Julie Johnston-Ahlen

Of Counsel

Overview

Julie has represented a wide range of corporations, law firms, investment ventures, partnerships and individuals.

She has significant courtroom experience in state and federal courts, including federal bankruptcy courts. Julie has a broad litigation practice that has recently focused on energy disputes, real estate disputes, bankruptcy and electronic discovery. She also has experience litigating cases involving contracts, intellectual property, fraud, fiduciary relationships, class action defense, antitrust, employment, partnerships and closely held corporations.

Julie has significant experience in all aspects of electronic discovery, and routinely works with clients, vendors and opposing counsel to streamline the electronic discovery process and make it more efficient and less costly. In addition, Julie provides value to clients by advising them on steps they can take before litigation to minimize the burdens and costs of complying with electronic discovery obligations. Julie holds an MBA as well as a law degree, and before attending law school, she had her own information technology consulting firm that provided information technology consulting services to corporations for 5+ years.

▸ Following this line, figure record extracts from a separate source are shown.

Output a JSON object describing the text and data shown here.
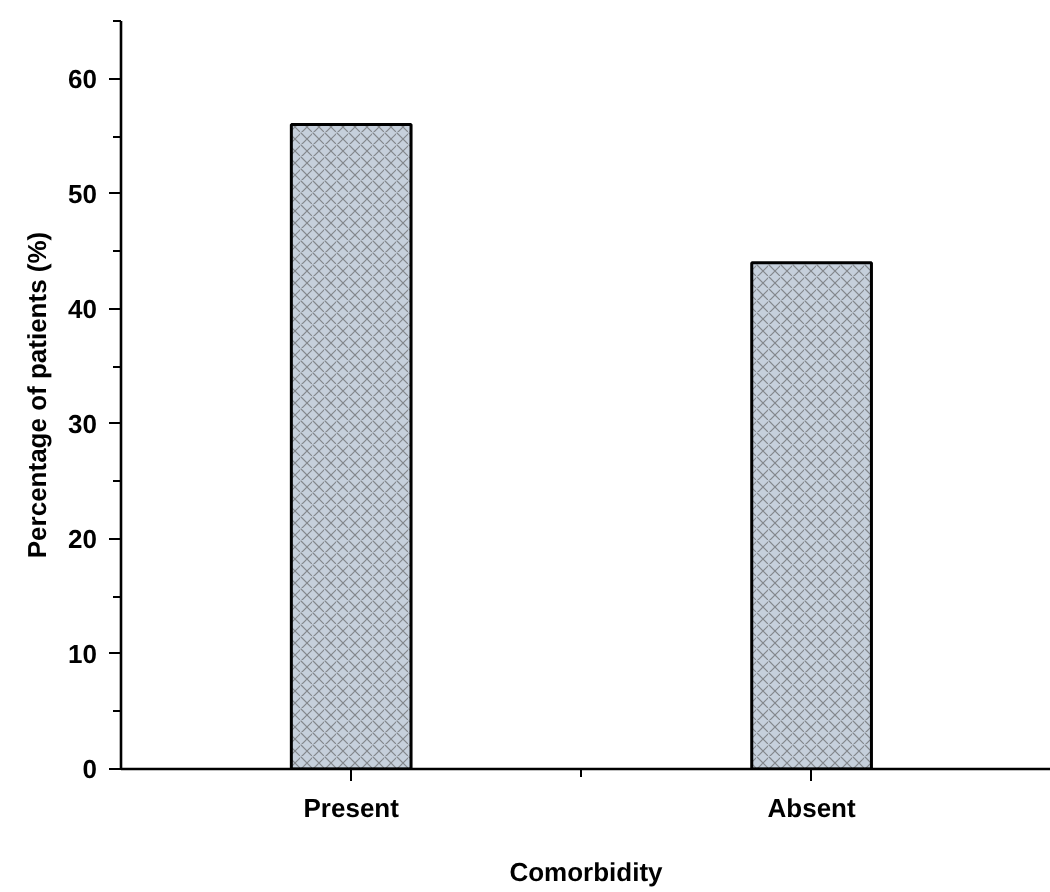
{
  "chart_data": {
    "type": "bar",
    "xlabel": "Comorbidity",
    "ylabel": "Percentage of patients (%)",
    "categories": [
      "Present",
      "Absent"
    ],
    "values": [
      56,
      44
    ],
    "color": "#c6d0dc",
    "ylim": [
      0,
      65
    ],
    "yticks": [
      0,
      10,
      20,
      30,
      40,
      50,
      60
    ],
    "grid": false
  }
}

Before joining Novack and Macey LLP, Julie was an associate in Mayer Brown’s bankruptcy practice group. She was born in New York in 1971, and presently resides in Oak Park, Illinois.

EDUCATION

  • Wells College (B.A. 1992), Phi Beta Kappa
  • University of Minnesota, Carlson School of Management (M.B.A. 1994)
  • University of Minnesota Law School (J.D. 2002), Order of the Coif

Speeches & Publications

  • Author, Chapter 2, “Personal Liability in Closely Held Entities,” Handbook on Disputes Involving Closely Held Companies, published by the Illinois Institute of Continuing Legal Education, 2015.
  • Author, “Surprise! It’s a Subpoena: My company has been served with a subpoena. What should I do?” Smart Business Chicago, Spring 2015. View PDF.
  • Author, “Preferential Payments: How to keep money paid to you by a customer that goes bankrupt,” Smart Business Chicago, October 2013. View PDF.